Trend charts are simple and efficient graphical representations of time-series data. Monthly trend charts can often reveal seasonal trends for a variable while yearly trend charts show trends over a longer period.

Appendix 2: Data Quality Scorecard

Tresvista - s Data Quality (DQ) framework is designed to assess the data quality and data health. Data quality monitoring is performed on an ongoing basis to ensure sustainable data quality.

Dimensions of Data Quality

A Data Quality Dimension is a term used to describe a data quality measure that can relate to multiple data elements including attribute, record, table, system or more abstract groupings such as business unit, company or product range. While there are multiple parameters on which a dataset can be assessed in terms of quality, we have identified the following 5 core dimensions for our assessment.

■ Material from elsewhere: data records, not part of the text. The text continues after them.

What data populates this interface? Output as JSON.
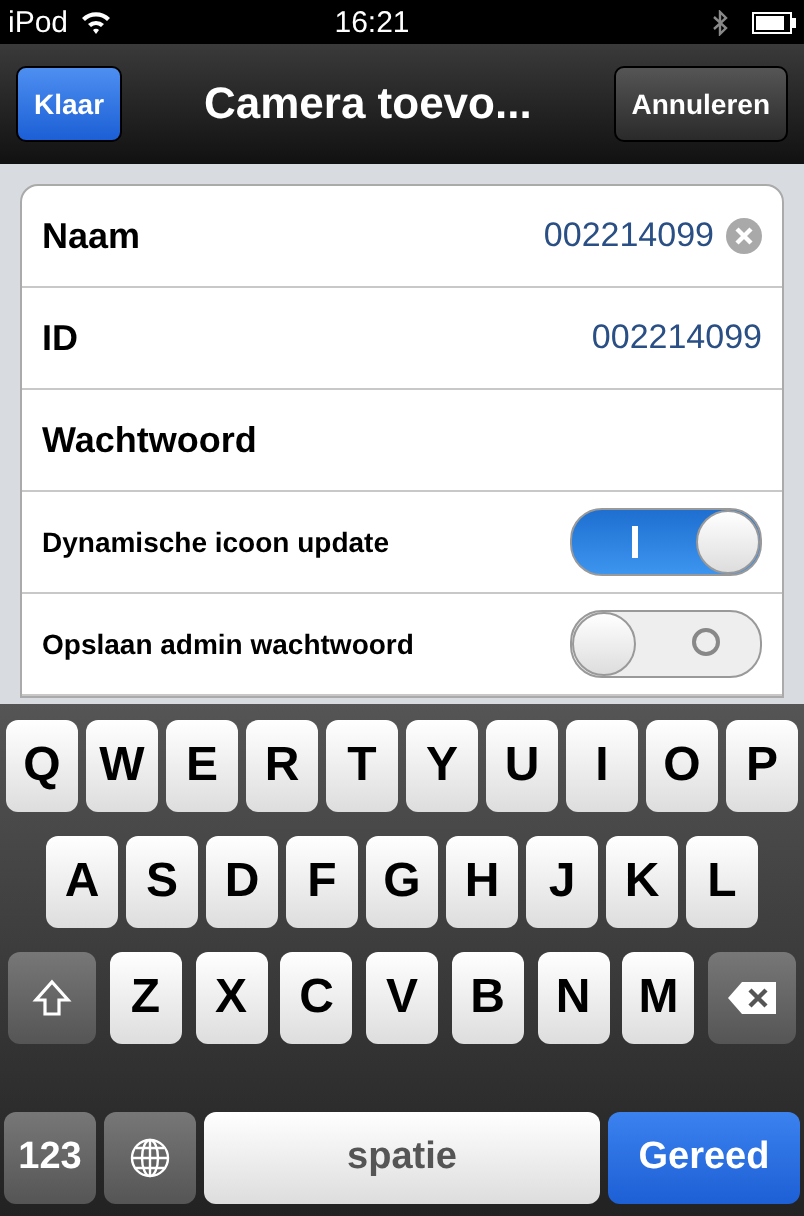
{
  "status_bar": {
    "carrier": "iPod",
    "time": "16:21"
  },
  "nav_bar": {
    "left_button": "Klaar",
    "title": "Camera toevo...",
    "right_button": "Annuleren"
  },
  "rows": [
    {
      "kind": "text",
      "label": "Naam",
      "value": "002214099",
      "clearable": true
    },
    {
      "kind": "text",
      "label": "ID",
      "value": "002214099",
      "clearable": false
    },
    {
      "kind": "text",
      "label": "Wachtwoord",
      "clearable": false
    },
    {
      "kind": "toggle",
      "label": "Dynamische icoon update",
      "on": true
    },
    {
      "kind": "toggle",
      "label": "Opslaan admin wachtwoord",
      "on": false
    }
  ],
  "keyboard": {
    "rows": [
      [
        "Q",
        "W",
        "E",
        "R",
        "T",
        "Y",
        "U",
        "I",
        "O",
        "P"
      ],
      [
        "A",
        "S",
        "D",
        "F",
        "G",
        "H",
        "J",
        "K",
        "L"
      ],
      [
        "Z",
        "X",
        "C",
        "V",
        "B",
        "N",
        "M"
      ]
    ],
    "numbers_key": "123",
    "space_key": "spatie",
    "return_key": "Gereed"
  }
}
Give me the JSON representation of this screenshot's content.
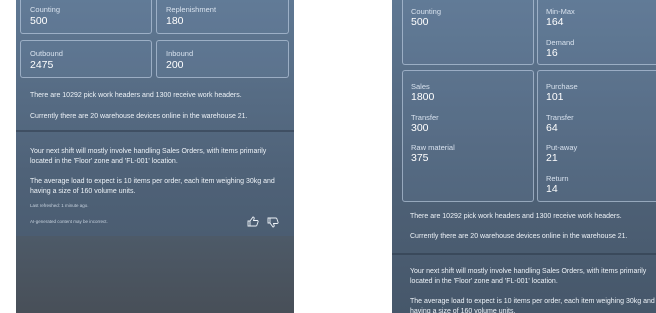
{
  "left": {
    "tiles": [
      {
        "label": "Counting",
        "value": "500"
      },
      {
        "label": "Replenishment",
        "value": "180"
      },
      {
        "label": "Outbound",
        "value": "2475"
      },
      {
        "label": "Inbound",
        "value": "200"
      }
    ],
    "info1": "There are 10292 pick work headers and 1300 receive work headers.",
    "info2": "Currently there are 20 warehouse devices online in the warehouse 21.",
    "summary1": "Your next shift will mostly involve handling Sales Orders, with items primarily located in the 'Floor' zone and 'FL-001' location.",
    "summary2": "The average load to expect is 10 items per order, each item weighing 30kg and having a size of 160 volume units.",
    "refreshed": "Last refreshed: 1 minute ago.",
    "disclaimer": "AI-generated content may be incorrect.",
    "icons": {
      "like": "thumbs-up-icon",
      "dislike": "thumbs-down-icon"
    }
  },
  "right": {
    "counting": {
      "label": "Counting",
      "value": "500"
    },
    "minmax": {
      "label": "Min-Max",
      "value": "164"
    },
    "demand": {
      "label": "Demand",
      "value": "16"
    },
    "sales": {
      "label": "Sales",
      "value": "1800"
    },
    "transfer_out": {
      "label": "Transfer",
      "value": "300"
    },
    "raw": {
      "label": "Raw material",
      "value": "375"
    },
    "purchase": {
      "label": "Purchase",
      "value": "101"
    },
    "transfer_in": {
      "label": "Transfer",
      "value": "64"
    },
    "putaway": {
      "label": "Put-away",
      "value": "21"
    },
    "return": {
      "label": "Return",
      "value": "14"
    },
    "info1": "There are 10292 pick work headers and 1300 receive work headers.",
    "info2": "Currently there are 20 warehouse devices online in the warehouse 21.",
    "summary1": "Your next shift will mostly involve handling Sales Orders, with items primarily located in the 'Floor' zone and 'FL-001' location.",
    "summary2": "The average load to expect is 10 items per order, each item weighing 30kg and having a size of 160 volume units."
  }
}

1. Availability - Sufficient availability of data points

It is ensuring that enough data is available to end users and applications, when and where they need it for further analysis. This is particularly important, as many of the machine learning algorithms require enough data samples for training and testing/validating the models.

2. Completeness - All required data is captured, and no data is missing

It is identifying the percentage of records with non-NULL values. It can also be termed as comprehensiveness. Missing or incomplete data can hamper the analysis and affect the interpretability of the insights.

3. Uniqueness - Data redundancy should be avoided

It points out that there should be no data duplicates reported. Asserting uniqueness of the entities within a data set implies that no entity exists more than once within the data set and that there is a key that can be used to uniquely access each entity (and only that specific entity) within the data set.

4. Recency - Data is recent and not outdated

It is the degree to which information is recent with the current period. It measures how - up-to-date information is, and whether it is correct despite possible time-related changes.

5. Consistency - Uniform data types across the column

It refers to the data values in one column being consistent across the column. A strict definition of consistency specifies that two data values drawn from the same column must not conflict with each other (column level consistency).